P.S. I'm sure not, but I can't prove it.

  • No static arrays for different clients should be in principle ....... static is used for common things ..... for example, filter user data .... or convert a date from one to another, etc ... .......... for the user should be limited to an object to which there is no access for another - Alexey Shimansky
  • @ Alexey Shimansky If a new object is created, does this give a 100% guarantee that it will only be used by this user? And, for example, access to this object, for convenience, can be done through a static property (you get something like a singleton)? - RostD

1 answer 1

No, they can not.

PHP follows the Shared nothing approach, i.e. there are no shared data between requests. PHP guarantees that unless you yourself enter a common entity for queries — for example, external files, session mechanism, DBMS, and so on — parallel queries will not influence each other at all, as if they did not exist and you have only one query.

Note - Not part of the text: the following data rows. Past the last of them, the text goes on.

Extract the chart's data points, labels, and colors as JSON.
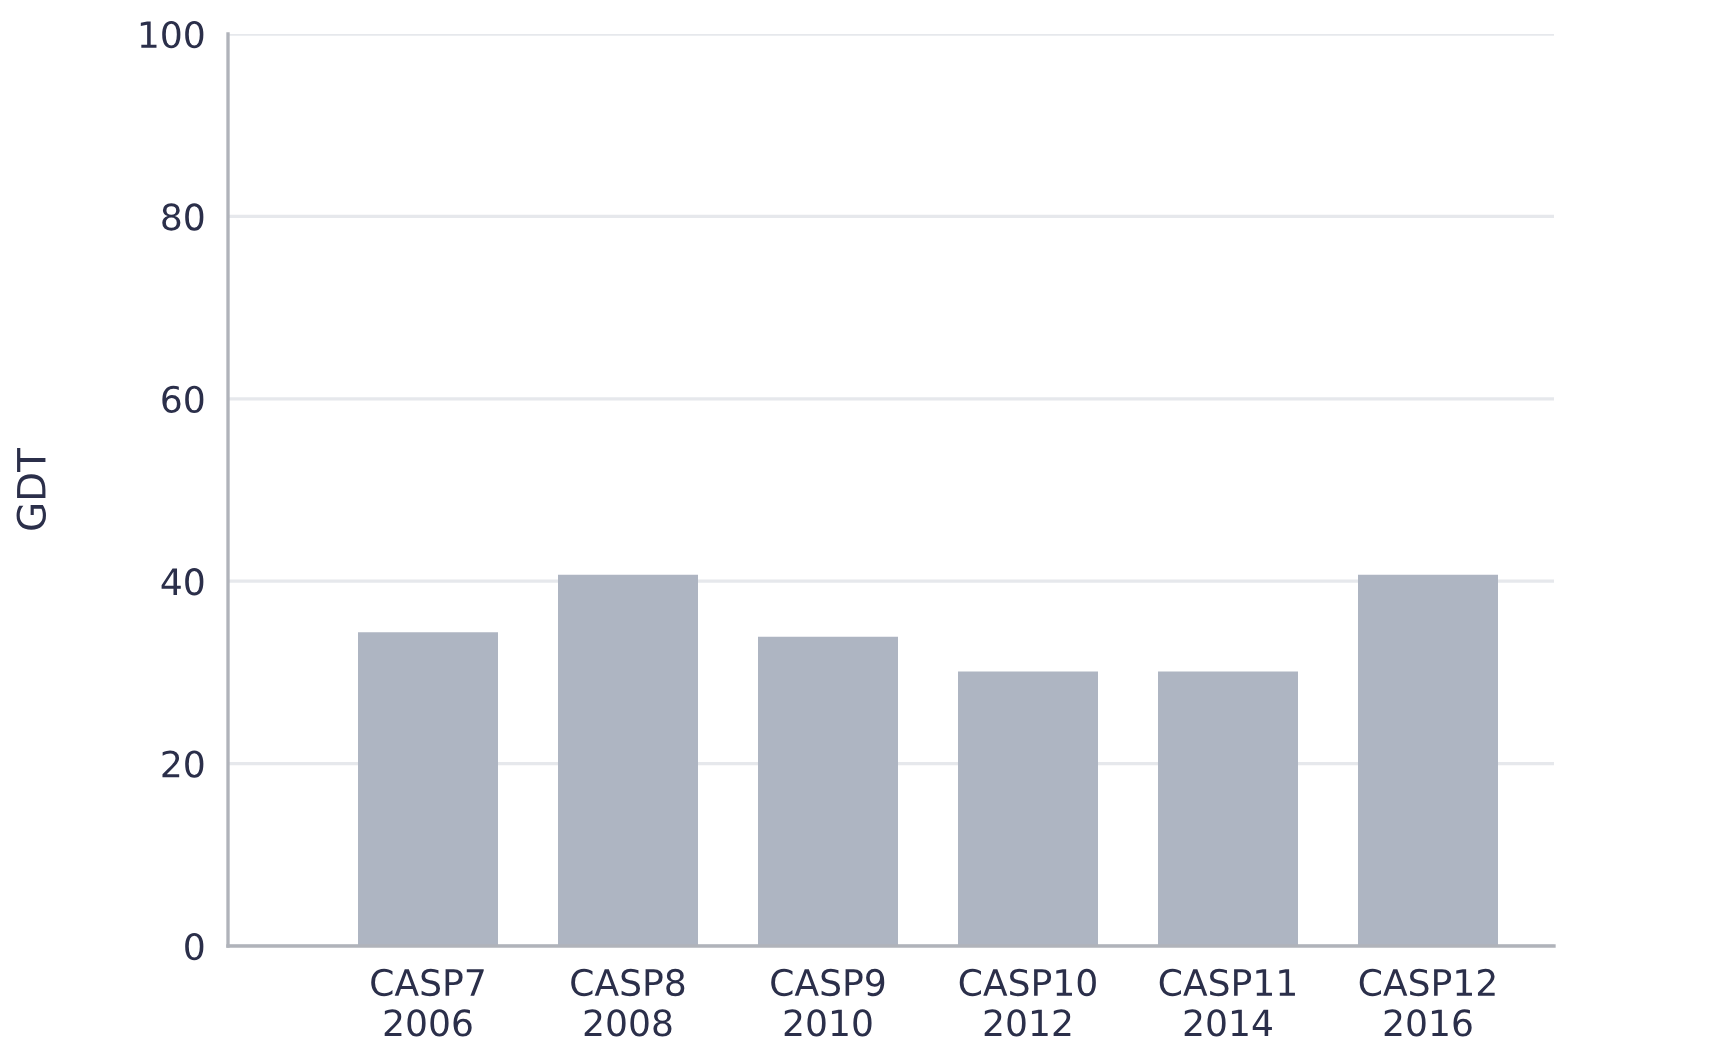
{
  "chart_data": {
    "type": "bar",
    "ylabel": "GDT",
    "categories": [
      "CASP7\n2006",
      "CASP8\n2008",
      "CASP9\n2010",
      "CASP10\n2012",
      "CASP11\n2014",
      "CASP12\n2016"
    ],
    "values": [
      34.4,
      40.7,
      33.9,
      30.1,
      30.1,
      40.7
    ],
    "color": "#aeb5c2",
    "ylim": [
      0,
      100
    ],
    "yticks": [
      0,
      20,
      40,
      60,
      80,
      100
    ],
    "grid": "y"
  }
}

This is achieved by using different address spaces (and usually different OS threads; each process of a commonly used FPM only executes one request at a time) to process each user request. Therefore, it is necessary to launch an application for each new request from scratch, and after the request is completed, all resources are released. This is both a plus and a minus. Plus - you can not think about competitive access (until you touch external systems in relation to PHP), which greatly simplifies the code and eliminates concurrency errors. The forced release of memory after the request allows you to not worry about small memory leaks that are important for long-running services - a leak of 1kb per minute in a month is already a decent thing. This approach also allows the application to scale linearly without problems by adding new CPU cores, new processors and entirely new servers. Minus - launching an application from scratch to every request is still not free and this is a rather useless operation in its essence.